SimpleQA - Build High Quality Benchmark Dataset with LLM + Human

The OpenAI team built a new benchmark dataset called SimpleQA that evaluates large language models' (LLMs) ability to answer factual questions. A particularly intriguing aspect of this paper is, in this era of LLMs, how the team of researchers leverages LLMs in their own workflow to design, iterate, and analyze a new dataset.

 
 

The SimpleQA dataset contains 4,326 short, fact-seeking questions. The questions are designed to be high quality — grounded in facts, easy to grade, covering a wide range of topics, timeless, and challenging for frontier models.

Here is the link to the paper and the link to the GitHub repository.

Building the Dataset with Human + AI

The data collection and verification process in the section 2 is the most important part in the paper. It explains how the team ensures the high quality of the datasets, specifically:

In the question creation stage:

  • Humans wrote all the questions, and then GPTs analyzed them to detect any violations of design criteria, such as multiple possible answers or missing units. Questions that were flagged were sent back to humans for revision.

  • GPTs then rewrote the questions to improve their writing quality.

In the verification stage:

  • A second human answered each question without seeing the answer. A ChatGPT-based classifier judged whether the two human-provided answers agreed with each other. Questions with disagreeing answers were removed.

  • Humans reviewed each question to check for any violation of the design criteria. Questions flagged with violation were removed.

    • Note that this step seems redundant with the first step in the creation stage, where a GPT had one pass through the dataset to detect violations. Not clear what motivated the team to re-do this step to further filter questions.

  • Both human annotators provided references for their answers. Only questions with two unique website domains among references were kept.

Grading Human Performance with AI

The research team also use ChatGPT to grade and establish human performance on the dataset:

  • A third group of human was given 1000 sampled questions to answer

  • The answers were evaluated using a ChatGPT grader. The answers achieved 94.4% accuracy.

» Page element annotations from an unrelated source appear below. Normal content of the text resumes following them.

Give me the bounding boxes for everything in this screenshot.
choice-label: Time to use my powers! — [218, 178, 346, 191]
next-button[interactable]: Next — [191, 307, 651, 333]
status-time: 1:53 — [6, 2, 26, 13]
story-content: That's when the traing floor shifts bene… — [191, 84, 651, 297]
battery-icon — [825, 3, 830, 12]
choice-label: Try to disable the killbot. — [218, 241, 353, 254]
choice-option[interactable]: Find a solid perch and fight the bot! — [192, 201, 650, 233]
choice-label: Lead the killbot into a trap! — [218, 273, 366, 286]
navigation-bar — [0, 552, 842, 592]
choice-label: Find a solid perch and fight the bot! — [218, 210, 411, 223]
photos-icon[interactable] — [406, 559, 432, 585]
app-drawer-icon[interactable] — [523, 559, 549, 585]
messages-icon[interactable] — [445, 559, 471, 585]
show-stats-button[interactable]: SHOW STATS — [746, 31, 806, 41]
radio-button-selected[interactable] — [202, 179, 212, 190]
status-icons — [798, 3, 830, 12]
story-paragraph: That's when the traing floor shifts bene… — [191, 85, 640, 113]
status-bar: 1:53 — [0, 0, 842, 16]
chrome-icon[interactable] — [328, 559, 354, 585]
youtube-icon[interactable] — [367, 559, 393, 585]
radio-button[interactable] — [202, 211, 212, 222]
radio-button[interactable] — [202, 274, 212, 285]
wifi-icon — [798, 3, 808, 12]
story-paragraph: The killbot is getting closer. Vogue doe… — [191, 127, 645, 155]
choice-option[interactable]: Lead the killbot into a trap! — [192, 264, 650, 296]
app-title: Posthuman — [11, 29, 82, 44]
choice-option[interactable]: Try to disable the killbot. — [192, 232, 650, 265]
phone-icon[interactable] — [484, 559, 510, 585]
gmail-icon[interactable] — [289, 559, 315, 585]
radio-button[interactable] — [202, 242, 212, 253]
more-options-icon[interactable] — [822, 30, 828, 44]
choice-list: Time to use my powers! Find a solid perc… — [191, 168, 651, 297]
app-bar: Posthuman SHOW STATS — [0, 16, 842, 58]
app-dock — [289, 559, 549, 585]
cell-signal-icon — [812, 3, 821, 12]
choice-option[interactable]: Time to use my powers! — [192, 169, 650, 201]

  • The team went through each of the 56 answers that were classified as incorrect, among which:

    • 15 were false negatives by the grader

    • 7 were due to incomplete answers by the human respondents

    • 6 had correct source but contracting answers.

    • 28 were actual incorrect answers, attributed to factors such as ambiguous questions or questions with multiple correct answers.

  • Based on this analysis, the team concluded that the human-level performance on the dataset was around 97% (100% - 3% actual incorrect answers).

Tag the Dataset with AI

The research team used ChatGPT to extract more quantitative insights from the SimpleQA dataset, including:

  1. Tagging questions with topics (e.g., Science & Technology, Politics, Art)

  2. Classifying answers by types (e.g., dates, person names, numbers, places)

  3. Analyzing the distribution of sources by domains

This AI-assisted tagging and analysis process helps understand the composition and characteristics of the dataset:

 
 

Grading Model Responses with AI

In model evaluation process, a ChatGPT classifier grades the responses from all models against the reference answer. Here is the prompt for the grader/judger model.

To provide more granular insights, the researchers further categorized the incorrect answers into two subgroups: incorrect and not attempted. This breakdown helps distinguish between cases where the model provided an incorrect response and instances where it did not attempt to answer the question at all.

To advocate for a single-number metric, the team computed an F-score based on the overall correct answer (like recall) and the correct answers given attempted questions (like precision).

Briefly on the results:

  • Larger models tend to achieved more correct answers and attempt more.

  • 4o models, the big one as well as the mini one, tend to attempt on most of the questions; as a result, they scored high on correct and also incorrect.

  • Claude tends to “not attempt” on many questions, reflecting its ability to say “I don’t know”.

Thoughts

One interesting aspect of recent papers from leading AI labs is learning how they integrate large language models (LLMs) into their workflows, including data cleaning, categorization, and evaluation. For example, in the Llama 3 paper, Meta's team shared that they use earlier developed Llama models to rewrite data during pretraining and post-training. Similarly, in this paper, the OpenAI team demonstrated how they leverage LLMs in their process of building a new benchmarking dataset for AI models, improving data quality, gaining insights, and automating the evaluation of free-form responses.

In the past, when working on building proprietary datasets, tremendous effort was spent on tuning the process and relying on human experts' knowledge to iterate on data quality. However, with the advent of sufficiently intelligent and low-cost AI models, a new way to iterate data quality at scale has emerged. This involves running consensus among many expert models to surface inconsistencies, tagging each example in a large dataset instantaneously, and obtaining feedback on model predictions. These AI models help automate mundane tasks, while simultaneously making human expertise more valuable and impactful. Humans can now focus on providing expert knowledge to create labeling rules, make judgments on misalignments, and design workflows for building datasets for specific purposes.

It is fascinating to explore how we can further push in this direction to better combine the strengths of AI and human expertise. By leveraging the capabilities of LLMs and human knowledge, we can create high-quality datasets more efficiently and effectively, and ultimately advance the AI applications in various domains.